To deliver a step change in safety and realise significant cost savings, Aker Solutions has leveraged subsea design thinking to develop a hybrid, lightweight, unmanned compression facility. We have used an approach where every system has been technically justified as essential to operation and adopted new design, operating, manning and maintenance philosophies. All equipment selected for this concept has project references and the facility could be executed today without the need for further technology development.
The resulting design is comprised of three components:
Subsea module: Well fluids are separated subsea, with gas being sent to the topsides facility and the liquids being boosted to export pressure via a subsea pump.▪
Unmanned platform: Wet-gas is compressed topsides using liquid tolerant hermetically sealed electric drive compressors, before being cooled and returned subsea to be mixed with the liquids.▪
Power, communications and controls: Provided from a nearby host facility or from shore via umbilical.

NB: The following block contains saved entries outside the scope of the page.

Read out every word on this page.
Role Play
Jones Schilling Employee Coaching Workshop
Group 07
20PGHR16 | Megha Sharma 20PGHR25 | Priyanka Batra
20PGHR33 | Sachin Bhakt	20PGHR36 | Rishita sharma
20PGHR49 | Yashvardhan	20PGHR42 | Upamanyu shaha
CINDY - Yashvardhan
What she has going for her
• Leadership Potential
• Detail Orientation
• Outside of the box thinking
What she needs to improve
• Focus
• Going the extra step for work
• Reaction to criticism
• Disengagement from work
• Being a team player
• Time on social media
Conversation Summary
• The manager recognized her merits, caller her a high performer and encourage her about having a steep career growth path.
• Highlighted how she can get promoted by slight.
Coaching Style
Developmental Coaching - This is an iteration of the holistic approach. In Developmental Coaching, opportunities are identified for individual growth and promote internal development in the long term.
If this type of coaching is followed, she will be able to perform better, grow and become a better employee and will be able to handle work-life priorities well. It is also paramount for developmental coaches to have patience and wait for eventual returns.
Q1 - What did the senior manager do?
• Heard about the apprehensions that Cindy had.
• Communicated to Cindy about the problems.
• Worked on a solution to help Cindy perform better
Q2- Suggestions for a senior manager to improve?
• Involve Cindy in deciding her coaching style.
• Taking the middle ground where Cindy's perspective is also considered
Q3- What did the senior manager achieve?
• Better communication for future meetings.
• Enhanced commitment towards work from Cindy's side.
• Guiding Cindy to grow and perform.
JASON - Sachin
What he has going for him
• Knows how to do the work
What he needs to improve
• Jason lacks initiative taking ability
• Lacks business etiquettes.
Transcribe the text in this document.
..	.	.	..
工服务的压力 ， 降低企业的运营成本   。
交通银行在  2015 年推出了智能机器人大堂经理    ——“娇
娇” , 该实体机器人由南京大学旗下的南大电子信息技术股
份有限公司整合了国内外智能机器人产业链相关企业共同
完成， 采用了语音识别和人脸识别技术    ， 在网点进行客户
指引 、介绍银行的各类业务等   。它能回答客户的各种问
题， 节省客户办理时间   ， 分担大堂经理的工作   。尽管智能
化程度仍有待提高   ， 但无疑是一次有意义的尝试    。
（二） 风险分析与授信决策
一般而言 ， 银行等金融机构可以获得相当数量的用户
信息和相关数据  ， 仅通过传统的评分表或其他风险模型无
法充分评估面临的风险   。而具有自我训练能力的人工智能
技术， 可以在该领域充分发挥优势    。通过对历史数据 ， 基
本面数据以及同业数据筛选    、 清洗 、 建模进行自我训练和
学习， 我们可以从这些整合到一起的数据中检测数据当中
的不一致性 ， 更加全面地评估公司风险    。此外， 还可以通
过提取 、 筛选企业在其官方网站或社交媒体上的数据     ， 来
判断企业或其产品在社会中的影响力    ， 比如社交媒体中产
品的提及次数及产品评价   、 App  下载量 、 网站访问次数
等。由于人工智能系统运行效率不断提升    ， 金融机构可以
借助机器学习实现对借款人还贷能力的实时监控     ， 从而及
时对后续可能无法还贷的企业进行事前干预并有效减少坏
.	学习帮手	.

The flexible and easily scalable topsides are simplified as only compression systems, operated and powered from a host facility, are on the platform. This reduces offshore maintenance and therefore allows unmanned offshore operations where maintenance personnel are only permitted on the platform following shutdown and depressurization.
Early modelling suggests that compared to a conventional compression platform, weight savings of more than 50% and an overall cost saving of up to 50% may be achieved.
As unmanned offshore compression is novel, this paper will provide insight into how such a facility could be engineered, as well as the safety and cost benefits that can be achieved through its implementation.